Ekspose tersebut menjadi momentum penyampaian hasil, capaian, sekaligus rekomendasi program KKN-PPM UGM yang telah dilaksanakan di Desa Gedambaan dan Desa Tirawan, Kecamatan Pulau Laut Sigam, selama kurang lebih 50 hari.
Wakil Bupati Kotabaru, Syairi Mukhlis, S.Sos., menyampaikan apresiasi dan penghargaan kepada mahasiswa UGM yang telah mengabdikan ilmu pengetahuan secara langsung kepada masyarakat.
“Sebentar lagi masa KKN-PPM di Kabupaten Kotabaru akan berakhir. Atas nama Pemerintah Kabupaten Kotabaru, saya mengucapkan terima kasih dan penghargaan setinggi-tingginya kepada adik-adik mahasiswa yang telah melaksanakan pengabdian di daerah ini,” ujar Syairi.
Menurutnya, selama menjalankan KKN, para mahasiswa tidak hanya menerapkan teori yang diperoleh di bangku kuliah, tetapi juga menghadirkan berbagai program nyata di bidang pendidikan, kesehatan, teknologi, ekonomi, dan pemberdayaan masyarakat.
“Pengalaman di lapangan merupakan bekal yang sangat berharga. Teori yang dipelajari di kampus tentu akan berbeda ketika dihadapkan langsung dengan kondisi masyarakat. Di sinilah mahasiswa belajar memahami tantangan sekaligus mencari solusi yang nyata,” katanya.
Syairi juga mengapresiasi keterlibatan mahasiswa KKN-PPM UGM dalam menyukseskan berbagai agenda Pemerintah Kabupaten Kotabaru, termasuk Festival Budaya Saijaan yang telah masuk dalam Kharisma Event Nusantara (KEN) selama lima tahun berturut-turut.
Ia menambahkan, kehadiran mahasiswa UGM memberikan kesan positif bagi masyarakat. Warga di Desa Gedambaan dan Desa Tirawan merasa bangga karena wilayahnya dipilih sebagai lokasi pengabdian mahasiswa dari salah satu perguruan tinggi terbaik di Indonesia.

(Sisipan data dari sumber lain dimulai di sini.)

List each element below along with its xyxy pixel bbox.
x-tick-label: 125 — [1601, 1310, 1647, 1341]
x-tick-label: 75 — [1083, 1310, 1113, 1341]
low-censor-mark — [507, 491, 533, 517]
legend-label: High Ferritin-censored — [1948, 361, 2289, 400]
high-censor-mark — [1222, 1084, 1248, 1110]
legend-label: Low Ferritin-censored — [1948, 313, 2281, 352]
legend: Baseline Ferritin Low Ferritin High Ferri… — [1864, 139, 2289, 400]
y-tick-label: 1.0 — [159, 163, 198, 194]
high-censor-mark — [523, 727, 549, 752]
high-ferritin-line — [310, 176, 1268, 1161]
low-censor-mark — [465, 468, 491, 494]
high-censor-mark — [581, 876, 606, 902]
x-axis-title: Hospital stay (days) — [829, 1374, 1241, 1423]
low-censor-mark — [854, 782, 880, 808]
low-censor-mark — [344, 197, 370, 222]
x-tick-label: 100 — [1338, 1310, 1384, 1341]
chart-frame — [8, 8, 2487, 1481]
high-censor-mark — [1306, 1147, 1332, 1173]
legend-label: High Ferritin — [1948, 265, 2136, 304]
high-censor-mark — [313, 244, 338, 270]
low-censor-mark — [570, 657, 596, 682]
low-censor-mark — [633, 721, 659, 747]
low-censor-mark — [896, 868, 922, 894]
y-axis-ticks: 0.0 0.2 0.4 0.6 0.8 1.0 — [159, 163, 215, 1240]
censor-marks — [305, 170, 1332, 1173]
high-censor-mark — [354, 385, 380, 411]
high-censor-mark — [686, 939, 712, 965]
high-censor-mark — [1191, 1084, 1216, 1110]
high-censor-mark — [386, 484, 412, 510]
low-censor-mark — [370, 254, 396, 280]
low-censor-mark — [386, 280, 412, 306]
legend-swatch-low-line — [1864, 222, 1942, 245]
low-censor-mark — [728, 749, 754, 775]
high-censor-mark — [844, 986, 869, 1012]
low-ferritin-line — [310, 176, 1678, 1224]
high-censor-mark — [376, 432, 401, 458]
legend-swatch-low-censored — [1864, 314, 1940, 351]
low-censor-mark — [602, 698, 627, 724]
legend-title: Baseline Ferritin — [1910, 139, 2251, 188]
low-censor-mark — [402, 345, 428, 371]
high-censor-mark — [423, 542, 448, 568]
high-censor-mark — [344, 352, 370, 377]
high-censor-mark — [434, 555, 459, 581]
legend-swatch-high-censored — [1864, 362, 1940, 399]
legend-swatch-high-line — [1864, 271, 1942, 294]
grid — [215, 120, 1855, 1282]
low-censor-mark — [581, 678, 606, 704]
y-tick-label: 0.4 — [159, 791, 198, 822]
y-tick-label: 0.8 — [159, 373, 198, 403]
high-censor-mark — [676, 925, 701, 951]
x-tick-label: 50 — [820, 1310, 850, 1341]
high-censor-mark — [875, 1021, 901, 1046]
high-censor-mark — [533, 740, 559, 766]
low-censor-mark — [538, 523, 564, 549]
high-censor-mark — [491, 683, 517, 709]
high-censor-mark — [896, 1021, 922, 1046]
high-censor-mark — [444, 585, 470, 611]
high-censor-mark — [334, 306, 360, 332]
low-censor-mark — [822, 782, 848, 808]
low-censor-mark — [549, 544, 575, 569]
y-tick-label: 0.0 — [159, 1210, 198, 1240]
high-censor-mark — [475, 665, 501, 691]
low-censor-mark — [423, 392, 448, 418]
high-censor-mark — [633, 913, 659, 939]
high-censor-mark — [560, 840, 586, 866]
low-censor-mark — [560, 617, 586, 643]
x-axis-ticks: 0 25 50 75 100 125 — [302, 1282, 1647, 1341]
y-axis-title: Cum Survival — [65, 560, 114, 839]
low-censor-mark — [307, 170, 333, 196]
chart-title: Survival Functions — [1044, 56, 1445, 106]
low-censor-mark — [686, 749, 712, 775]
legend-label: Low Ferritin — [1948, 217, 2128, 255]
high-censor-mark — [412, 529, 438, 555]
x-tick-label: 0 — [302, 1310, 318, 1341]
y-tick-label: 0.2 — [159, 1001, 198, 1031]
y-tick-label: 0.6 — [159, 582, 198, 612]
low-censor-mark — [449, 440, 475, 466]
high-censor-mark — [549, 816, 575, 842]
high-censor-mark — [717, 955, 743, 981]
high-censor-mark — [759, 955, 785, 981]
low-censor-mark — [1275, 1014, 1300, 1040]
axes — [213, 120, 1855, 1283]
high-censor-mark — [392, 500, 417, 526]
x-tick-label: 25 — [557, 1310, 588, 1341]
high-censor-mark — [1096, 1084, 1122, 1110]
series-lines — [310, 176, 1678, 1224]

“Terima kasih atas dedikasi dan pengabdian selama kurang lebih lima puluh hari. Kehadiran adik-adik mahasiswa telah memberikan manfaat dan meninggalkan kesan yang baik bagi masyarakat,” tuturnya.
Sementara itu, Koordinator Unit Sagara Utara, Aryan Duta Ramadhana, memaparkan berbagai program yang telah direalisasikan selama enam minggu pelaksanaan KKN. Program tersebut mencakup sektor pendidikan, kesehatan, teknologi tepat guna, pengembangan ekonomi dan UMKM, pelestarian lingkungan, hingga kegiatan puncak berupa Sagara Festival dan pengembangan sektor pertanian.
Aryan menjelaskan, selama pelaksanaan KKN, mahasiswa berhasil merealisasikan sekitar 134 program kerja, terdiri dari 74 program di Desa Gedambaan dan 60 program di Desa Tirawan.
Melalui rapat koordinasi ini, Pemerintah Kabupaten Kotabaru berharap seluruh hasil dan rekomendasi KKN-PPM UGM tidak berhenti setelah masa pengabdian berakhir, melainkan dapat menjadi bahan tindak lanjut bagi pemerintah desa maupun perangkat daerah terkait sehingga manfaatnya dapat dirasakan masyarakat secara berkelanjutan.